| Age: 17 | ![]() |
| Class: 3rd level Fighter | |
| Alignment: Chaotic Good | |
Description: A big, beefy blond kid in ruffly clothes that look really stupid on him.
He'd be a natural in chainmail, or for that matter, a loincloth. But at least he has a
greatsword.| Secondary Skill: Riding, Court Dancing | |
Weapons: Greatsword 1d10, dagger 1d4
Keys: Welcome at most noble's houses and all bravos' pubs
You know everything about swordplay, at least that you can learn in the fencing
studio, but have never been field tested. Which is really too bad, since you know that
you'd make a great warrior, if everyone weren't always deferring to you. Or maybe
that's just getting out of your way. You're pretty big, and you have an unfortunate
habit of breaking swords, and for that matter, fencing masters. Your only repeat
swordplay partner is your friend, Maxie (Lord Maximilian Von Kirkegaard), who's a
skinny little guy, but has always been able to take his licks. You've been afraid you
killed him a few times, but he always wakes up sooner or later. You don't know what
you'd do without Maxie, and you're glad to have him back now that you're at court,
even though he's technically a student at the University.
You also don't know what it is with all this new passion about pistols--you refuse to
carry one, preferring your strong sword arm and an old-fashioned greatsword. You
just shattered your latest one, and since you didn't have time to go buy a new one (the
swordsmiths just love you), so you went down to the palace armory and found this
great old sword that some idiot had wedged in a rock. Morons! Didn't anyone know
how to treat weaponry? You swore up a blue streak trying to get it out of that rock.
But once you did, you took some steel wool and oil to it, it polished up a treat. Plus it
feels like an extension to your arm, and you really don't want to give it up.
Except Max (who's a lot sharper than you) noticed that your new sword looks an
awful lot like the one used by Baron Gorkiz, "The Ogre," back in the Suzereigna's
grandfather's day, at least to judge from the tapestries in the great hall. Even though it's
obvious romantic hyperbole--barons are not nine-feet-tall killing machines. Most are
just fat old men with gout, like your father.
You'd also be a much better fighter if you hadn't led such a sheltered life. You don't
know jack about magic, or politics, or much of anything except swordfighting and
horses and a little bit of court dancing. Your main trouble is that you're a hopeless
romantic. You wish you were back in the age of Baron Gorkiz, instead of this
confusing modern age, where there are no dragons, very few marvels, and witch trials
seem to be done as a mere political expedient. After all, you've never seen any
actual witchcraft or magic, and if you haven't seen it, it must not exist, right?

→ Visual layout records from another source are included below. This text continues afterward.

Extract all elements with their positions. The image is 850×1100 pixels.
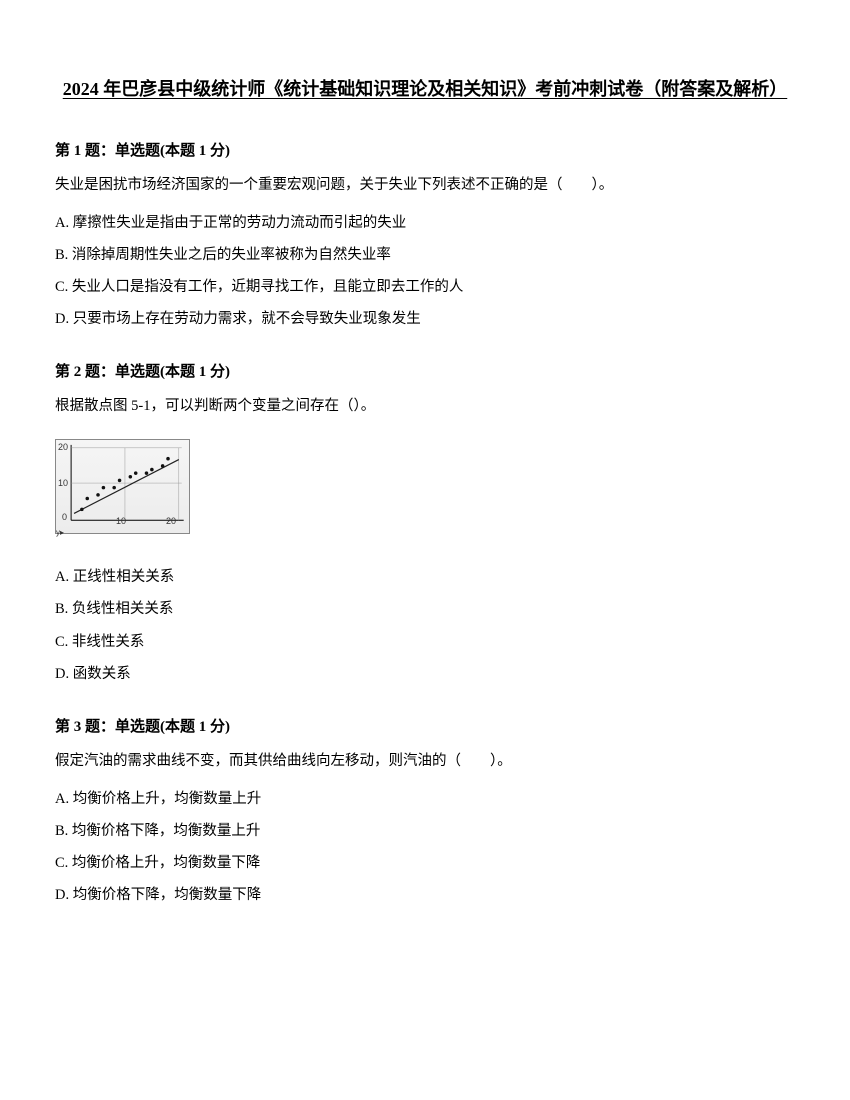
xlabel-20: 20 <box>166 516 176 526</box>
question-3: 第 3 题：单选题(本题 1 分) 假定汽油的需求曲线不变，而其供给曲线向左移动… <box>55 715 795 908</box>
q2-option-b: B. 负线性相关关系 <box>55 596 795 622</box>
scatter-chart-container: 20 10 0 10 20 y▸ <box>55 439 795 534</box>
q2-text: 根据散点图 5-1，可以判断两个变量之间存在（）。 <box>55 393 795 419</box>
q2-option-d: D. 函数关系 <box>55 661 795 687</box>
ylabel-10: 10 <box>58 478 68 488</box>
q2-option-c: C. 非线性关系 <box>55 629 795 655</box>
q1-text: 失业是困扰市场经济国家的一个重要宏观问题，关于失业下列表述不正确的是（ ）。 <box>55 172 795 198</box>
q2-header: 第 2 题：单选题(本题 1 分) <box>55 360 795 381</box>
q1-option-a: A. 摩擦性失业是指由于正常的劳动力流动而引起的失业 <box>55 210 795 236</box>
q1-option-c: C. 失业人口是指没有工作，近期寻找工作，且能立即去工作的人 <box>55 274 795 300</box>
q3-header: 第 3 题：单选题(本题 1 分) <box>55 715 795 736</box>
q3-option-b: B. 均衡价格下降，均衡数量上升 <box>55 818 795 844</box>
q3-option-c: C. 均衡价格上升，均衡数量下降 <box>55 850 795 876</box>
q1-option-b: B. 消除掉周期性失业之后的失业率被称为自然失业率 <box>55 242 795 268</box>
scatter-chart: 20 10 0 10 20 y▸ <box>55 439 190 534</box>
q3-text: 假定汽油的需求曲线不变，而其供给曲线向左移动，则汽油的（ ）。 <box>55 748 795 774</box>
q1-option-d: D. 只要市场上存在劳动力需求，就不会导致失业现象发生 <box>55 306 795 332</box>
q3-option-a: A. 均衡价格上升，均衡数量上升 <box>55 786 795 812</box>
q1-header: 第 1 题：单选题(本题 1 分) <box>55 139 795 160</box>
question-1: 第 1 题：单选题(本题 1 分) 失业是困扰市场经济国家的一个重要宏观问题，关… <box>55 139 795 332</box>
xlabel-10: 10 <box>116 516 126 526</box>
ylabel-0: 0 <box>62 512 67 522</box>
page-title: 2024 年巴彦县中级统计师《统计基础知识理论及相关知识》考前冲刺试卷（附答案及… <box>55 75 795 104</box>
q2-option-a: A. 正线性相关关系 <box>55 564 795 590</box>
q3-option-d: D. 均衡价格下降，均衡数量下降 <box>55 882 795 908</box>
ylabel-20: 20 <box>58 442 68 452</box>
question-2: 第 2 题：单选题(本题 1 分) 根据散点图 5-1，可以判断两个变量之间存在… <box>55 360 795 686</box>
y-caption: y▸ <box>56 528 64 537</box>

The Sword of Gorkiz the Ogre
(Artifact Sword of Sharpness +1)
Minor powers
Major powers
Minor curse
Major curse
Primary Power
The Sword of Gorkiz is an ancient runic sword, forged by the dwarves, or maybe
trolls, or perhaps mad wizards. It doesn't matter. What does matter is that the sword's
powers are activated not by command words but by oaths and blood. Giant strength
will activate by loudly and creatively cursing, swearing against one's enemies, insulting
their ancestors and so on. The Tenser's Transformation is activated only by blood,
specifically the blood and pain of the weilder, and tends to activate in battle after the
giant strength has already been triggered and the weilder is still screaming.

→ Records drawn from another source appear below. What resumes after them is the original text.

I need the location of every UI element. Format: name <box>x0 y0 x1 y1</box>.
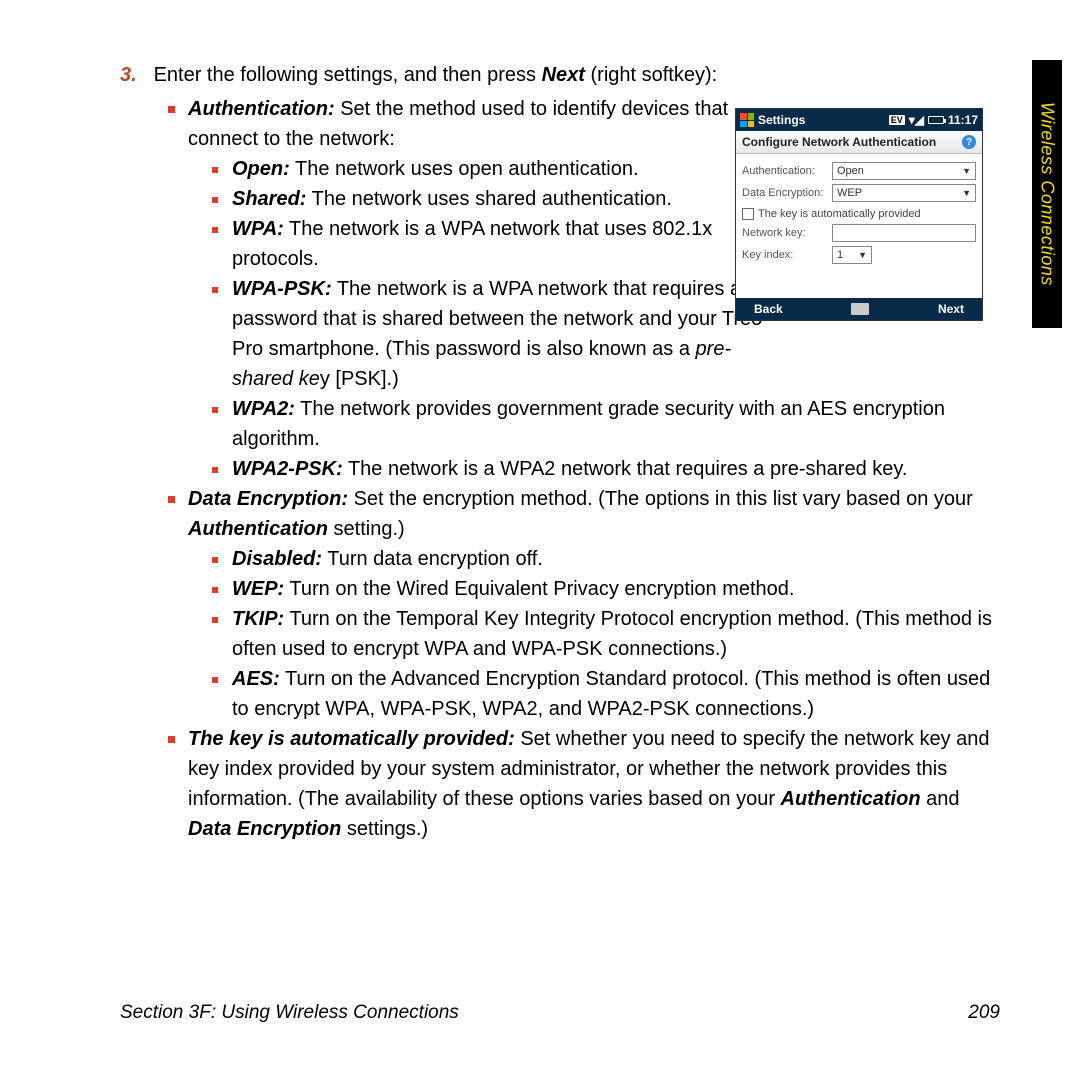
auth-dropdown[interactable]: Open ▼ <box>832 162 976 180</box>
tkip-l: TKIP: <box>232 608 284 630</box>
side-tab-text: Wireless Connections <box>1037 102 1058 286</box>
key-i1: Authentication <box>781 788 921 810</box>
auth-row: Authentication: Open ▼ <box>742 162 976 180</box>
next-softkey[interactable]: Next <box>938 302 964 316</box>
step-next: Next <box>542 64 585 86</box>
phone-screenshot: Settings EV ▾◢ 11:17 Configure Network A… <box>735 108 983 321</box>
keyindex-label: Key index: <box>742 249 832 261</box>
tkip-t: Turn on the Temporal Key Integrity Proto… <box>232 608 992 660</box>
wpa2-item: WPA2: The network provides government gr… <box>232 394 1002 454</box>
enc-row: Data Encryption: WEP ▼ <box>742 184 976 202</box>
start-icon[interactable] <box>740 113 754 127</box>
wpapsk-l: WPA-PSK: <box>232 278 332 300</box>
wpapsk-item: WPA-PSK: The network is a WPA network th… <box>232 274 792 394</box>
chevron-down-icon: ▼ <box>962 188 971 198</box>
wpa2-t: The network provides government grade se… <box>232 398 945 450</box>
netkey-input[interactable] <box>832 224 976 242</box>
keyboard-icon[interactable] <box>851 303 869 315</box>
key-heading: The key is automatically provided: Set w… <box>188 724 998 844</box>
wep-item: WEP: Turn on the Wired Equivalent Privac… <box>232 574 1002 604</box>
key-i2: Data Encryption <box>188 818 341 840</box>
battery-icon <box>928 116 944 124</box>
form-body: Authentication: Open ▼ Data Encryption: W… <box>736 154 982 298</box>
disabled-item: Disabled: Turn data encryption off. <box>232 544 1002 574</box>
enc-heading: Data Encryption: Set the encryption meth… <box>188 484 998 544</box>
key-t2: and <box>921 788 960 810</box>
wpa-t: The network is a WPA network that uses 8… <box>232 218 712 270</box>
status-title: Settings <box>758 113 805 127</box>
signal-icon: ▾◢ <box>909 113 924 127</box>
checkbox-icon[interactable] <box>742 208 754 220</box>
wep-l: WEP: <box>232 578 284 600</box>
wpa-l: WPA: <box>232 218 284 240</box>
aes-l: AES: <box>232 668 280 690</box>
status-time: 11:17 <box>948 113 978 127</box>
softkey-bar: Back Next <box>736 298 982 320</box>
chevron-down-icon: ▼ <box>962 166 971 176</box>
aes-t: Turn on the Advanced Encryption Standard… <box>232 668 990 720</box>
footer-section: Section 3F: Using Wireless Connections <box>120 1002 459 1024</box>
window-title: Configure Network Authentication <box>742 135 936 149</box>
help-icon[interactable]: ? <box>962 135 976 149</box>
wpa2psk-t: The network is a WPA2 network that requi… <box>343 458 908 480</box>
wpa2psk-item: WPA2-PSK: The network is a WPA2 network … <box>232 454 1002 484</box>
shared-t: The network uses shared authentication. <box>306 188 671 210</box>
status-right: EV ▾◢ 11:17 <box>889 113 978 127</box>
shared-l: Shared: <box>232 188 306 210</box>
page-footer: Section 3F: Using Wireless Connections 2… <box>120 1002 1000 1024</box>
wep-t: Turn on the Wired Equivalent Privacy enc… <box>284 578 794 600</box>
auth-heading: Authentication: Set the method used to i… <box>188 94 748 154</box>
wpa-item: WPA: The network is a WPA network that u… <box>232 214 792 274</box>
key-label: The key is automatically provided: <box>188 728 515 750</box>
enc-desc1: Set the encryption method. (The options … <box>348 488 973 510</box>
step-text-c: (right softkey): <box>585 64 717 86</box>
shared-item: Shared: The network uses shared authenti… <box>232 184 792 214</box>
chevron-down-icon: ▼ <box>858 250 867 260</box>
autokey-row[interactable]: The key is automatically provided <box>742 208 976 220</box>
footer-page: 209 <box>968 1002 1000 1024</box>
wpa2psk-l: WPA2-PSK: <box>232 458 343 480</box>
open-l: Open: <box>232 158 290 180</box>
step-text-a: Enter the following settings, and then p… <box>154 64 542 86</box>
enc-field-label: Data Encryption: <box>742 187 832 199</box>
auth-label: Authentication: <box>188 98 335 120</box>
window-title-bar: Configure Network Authentication ? <box>736 131 982 154</box>
disabled-t: Turn data encryption off. <box>322 548 543 570</box>
autokey-label: The key is automatically provided <box>758 208 921 220</box>
key-t3: settings.) <box>341 818 428 840</box>
aes-item: AES: Turn on the Advanced Encryption Sta… <box>232 664 1002 724</box>
netkey-label: Network key: <box>742 227 832 239</box>
wpa2-l: WPA2: <box>232 398 295 420</box>
keyindex-dropdown[interactable]: 1▼ <box>832 246 872 264</box>
tkip-item: TKIP: Turn on the Temporal Key Integrity… <box>232 604 1002 664</box>
wpapsk-t2: y [PSK].) <box>320 368 399 390</box>
back-softkey[interactable]: Back <box>754 302 783 316</box>
open-item: Open: The network uses open authenticati… <box>232 154 792 184</box>
disabled-l: Disabled: <box>232 548 322 570</box>
enc-desc-i: Authentication <box>188 518 328 540</box>
keyindex-row: Key index: 1▼ <box>742 246 976 264</box>
status-bar: Settings EV ▾◢ 11:17 <box>736 109 982 131</box>
auth-field-label: Authentication: <box>742 165 832 177</box>
auth-value: Open <box>837 165 864 177</box>
ev-icon: EV <box>889 115 905 125</box>
status-left: Settings <box>740 113 805 127</box>
open-t: The network uses open authentication. <box>290 158 639 180</box>
enc-value: WEP <box>837 187 862 199</box>
enc-desc2: setting.) <box>328 518 405 540</box>
step-number: 3. <box>120 60 148 90</box>
side-tab: Wireless Connections <box>1032 60 1062 328</box>
enc-label: Data Encryption: <box>188 488 348 510</box>
enc-dropdown[interactable]: WEP ▼ <box>832 184 976 202</box>
keyindex-value: 1 <box>837 249 843 261</box>
step-line: 3. Enter the following settings, and the… <box>120 60 1000 90</box>
netkey-row: Network key: <box>742 224 976 242</box>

The Sword is also sentient, with a 14 INT and a 20 EGO, but is NEUTRAL
CROTCHETY. It's an old sword, it's seen far too many battles, and it's not going to
stir itself to possess any young fool to go out and slay dragons. Been there, done that.

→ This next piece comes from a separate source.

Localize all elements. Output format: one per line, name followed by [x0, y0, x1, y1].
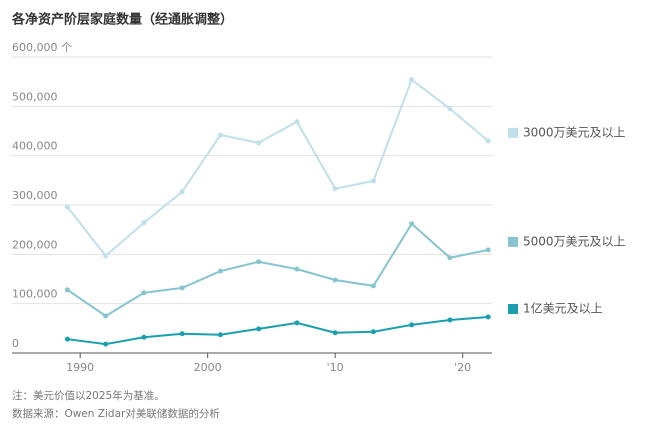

It was very content to keep itself wedged in the stone in the armory until young
Parsival came in and honored it with a string of curses it hadn't heard since it was
forged by... who was it? The dwarves? The trolls? It was a long time ago anyway,
but after that, it seemed only right to reward the young one for making it remember.
It may reward him a few more times if he continues to honor it the same way.
Parsival doesn't know any of this, except that he's packed on some extra weight since he
found it, which is nothing unusual with the way he eats.